L’installation "Les chambres de cendre" exige de celui qui regarde une attention presque indiscrète, un désir de fouiller, d’ouvrir, de découvrir ce qui se cache.
Sur le mur, les boîtes d’allumettes s’alignent, modestes, anodines. On pourrait les croire insignifiantes, des objets du quotidien que l’on oublie au fond d’un tiroir. Mais à qui prend le temps, elles offrent autre chose : des fragments d’histoires, des images suspendues entre le réel et l’imaginaire, entre l’oubli et la résurgence.

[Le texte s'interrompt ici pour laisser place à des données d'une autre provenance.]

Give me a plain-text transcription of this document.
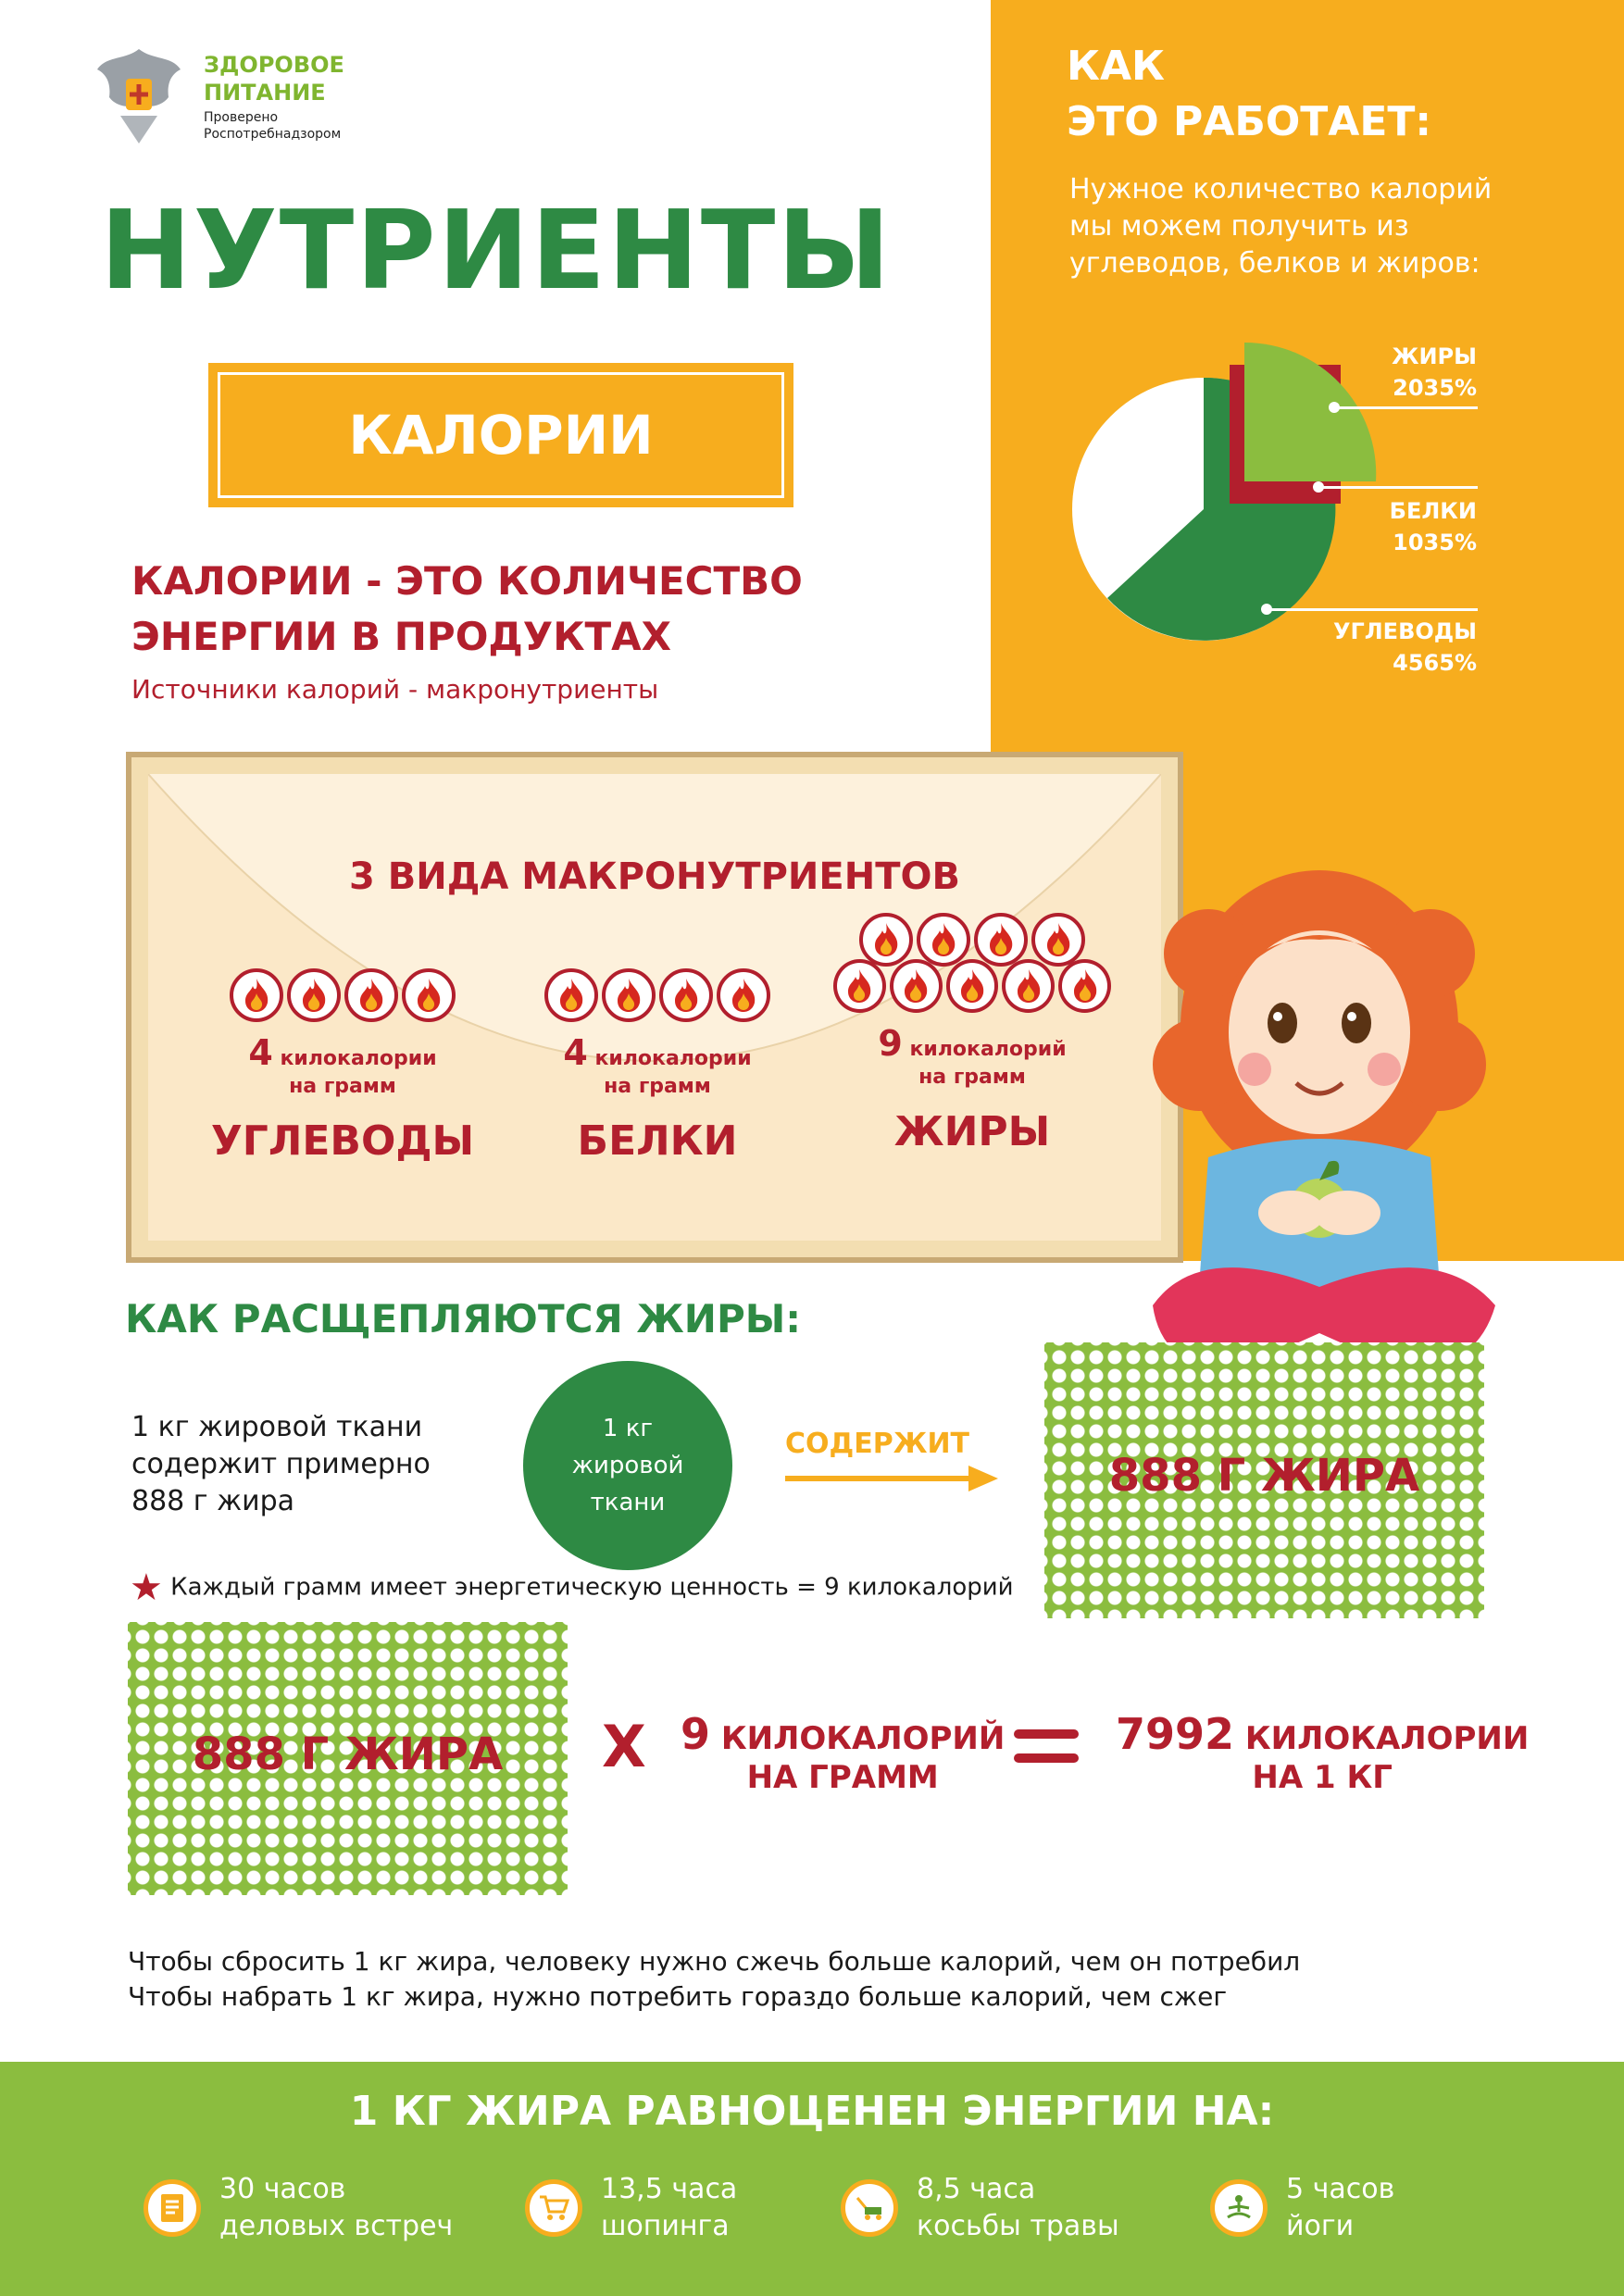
ЗДОРОВОЕ
ПИТАНИЕ
Проверено
Роспотребнадзором
НУТРИЕНТЫ
КАЛОРИИ
КАЛОРИИ - ЭТО КОЛИЧЕСТВО
ЭНЕРГИИ В ПРОДУКТАХ
Источники калорий - макронутриенты
3 ВИДА МАКРОНУТРИЕНТОВ
4 килокалории
на грамм
УГЛЕВОДЫ
4 килокалории
на грамм
БЕЛКИ
9 килокалорий
на грамм
ЖИРЫ
КАК
ЭТО РАБОТАЕТ:
Нужное количество калорий мы можем получить из углеводов, белков и жиров:
ЖИРЫ
2035%
БЕЛКИ
1035%
УГЛЕВОДЫ
4565%
КАК РАСЩЕПЛЯЮТСЯ ЖИРЫ:
1 кг жировой ткани
содержит примерно
888 г жира
1 кг
жировой
ткани
СОДЕРЖИТ
888 Г ЖИРА
★ Каждый грамм имеет энергетическую ценность = 9 килокалорий
888 Г ЖИРА	Х 9 КИЛОКАЛОРИЙ
НА ГРАММ
7992 КИЛОКАЛОРИИ
НА 1 КГ
Чтобы сбросить 1 кг жира, человеку нужно сжечь больше калорий, чем он потребил
Чтобы набрать 1 кг жира, нужно потребить гораздо больше калорий, чем сжег
1 КГ ЖИРА РАВНОЦЕНЕН ЭНЕРГИИ НА:
30 часов
деловых встреч
13,5 часа
шопинга
8,5 часа
косьбы травы
5 часов
йоги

Chaque boîte recèle un secret.
À l’extérieur, une photographie. un instant capturé, un décor, un visage peut-être. Et puis, à l’intérieur, une seconde image, cachée, qu’il faut révéler. Comme un souvenir que l’on croyait perdu et qui ressurgit, brutal, lumineux.
Il y a quelque chose d’enfantin dans ce geste – ouvrir, fermer, jouer avec la limite du visible.
Quelque chose d’inquiétant aussi. L’allumette est là, rouge, rigide, collée sur le bord comme une cicatrice. Elle marque la limite entre le dehors et le dedans, entre ce que l’on donne à voir et ce que l’on dissimule.
Elle est menace et possibilité, vestige et promesse.
Suffirait-il d’un geste pour que tout disparaisse ?
Suffirait-il d’un geste pour éclairer ce qui demeure dans l’ombre ?
Les photographies racontent la transformation, le basculement progressif d’un monde que l’on croyait immuable. Elles parlent d’absence et de silence, du cri des glaciers qui s’effondrent, du vent qui se lève trop fort, trop vite. Elles parlent de nous, de ce que nous laissons derrière, de ce que nous refusons encore de voir.
Il faut ouvrir ces chambres, regarder ce qu’elles contiennent. Il faut accepter la possibilité de l’effacement, l’idée que tout peut basculer.